WINTER TRAINING FOR CHILDREN CAN HELP THEM BECOME BETTER ATHLETES IN SPRING
YMCA EXPERTS GIVE ADVICE TO YOUNG ATHLETES
Young athletes need strength training now because the spring sports and athletics season is just around the corner. Whether you are trying out for soccer, baseball or track – or you have already made the team and are hoping to have a great season – national YMCA experts recommend that now is the time to enroll in strength training programs at your local YMCA.
Developing increased muscle strength and endurance during the off-season may not only improve your athletic performance, but can also help prevent sports-related injuries once practice and games get underway.
A lot of parents are aware that YMCAs provide a variety of youth sports leagues such as soccer, baseball, t-ball and many others, but they may not know that youth strength and fitness training programs are also available. In fact, these were among the top programs offered by YMCAs. In 2003, 871 YMCAs provided strength training for youth and 913 offered teen fitness and exercise programs.
“Appropriate strength training for youngsters includes adult supervision and instruction and using proper training techniques and appropriate amounts of weight. This form of exercise is an effective way to help young sportsmen and women improve their endurance, coordination and their muscles’ ability to quickly recover from the strain of sports drills and practices,” said Michael Spezzano, health and fitness specialty consultant for YMCA of the USA, the national resource office for America’s 2,575 YMCAs.
YMCA of the USA recommends appropriate strength training for youngsters as young as 7 years old, a position endorsed by both the American Academy of Pediatrics and the National Strength and Conditioning Association.
He offers parents of young athletes these tips to help them ensure that their daughter or son receives the maximum benefits from safe supervised strength training:
- Make certain that your child is properly supervised when using free weights and weight machines. Teenagers often think they know best, but this attitude in a weight room can cause serious harm.
- Help your youngster take full advantage of his or her commitment to getting fit by preparing and serving healthy meals. Use the USDA Food Guide Pyramid to help prepare meals that feature the recommended servings of the different food groups. To help ensure this is a successful transition, introduce new foods or substitute healthier alternatives like non-fat milk and frozen yogurt treats slowly.
- Consult with a certified health and fitness instructor regarding your child’s strength training routine and amount of weights he or she will be using. You know your child’s body and abilities best. A youngster may not share the fact that he or she has weak ankles or knees with a fitness expert they may be trying to impress.

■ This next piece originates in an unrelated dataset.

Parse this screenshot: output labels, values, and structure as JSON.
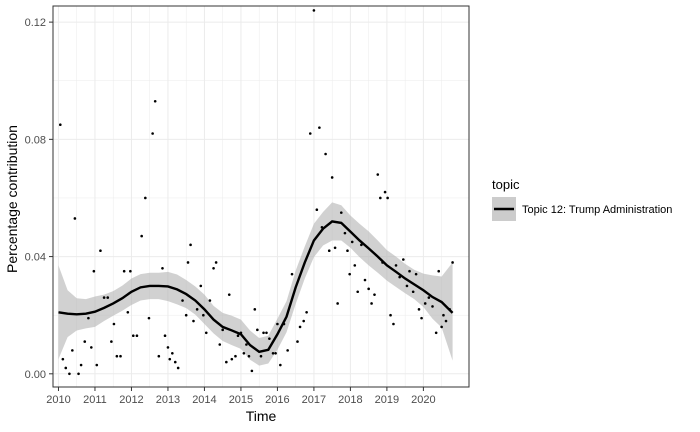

“YMCA strength training and youth fitness instructors work with your child to create a safe routine that helps them achieve their goals in a highly-supervised setting,” said Spezzano. Preadolescents and adolescents should avoid competitive power lifting, weight lifting, body building, and heavy lifts until they reach physical and skeletal maturity.
An alternative to playing on your son or daughter’s school sports team is playing on a YMCA team. Local YMCAs offer a variety of spring youth sports leagues like baseball, soccer, t-ball where children develop the fundamentals as well as learn and model YMCA core values of honesty, caring, respect and responsibility.
“Participating in youth sports is very much parallel to living life well,” said Augie Mendoza, associate director, sports, YMCA of the USA. “You have to learn to play by the rules, cooperate with others, play fair, prepare well and adjust to the win or loss for the next game or competition. YMCA sports programs teach not only the basics of a sport but more importantly the character values that will serve young people well as they prepare to compete in the real world as adults.”
YMCA of the USA is the national resource office for America’s 2,575 YMCAs. Collectively, YMCAs are the country’s largest not-for-profit community service organization and largest provider of child care, serving nineteen million people of all races, faiths, ages and incomes, including nine million children. YMCAs offer a broad range of programs including youth leadership and volunteerism, and financial assistance is available.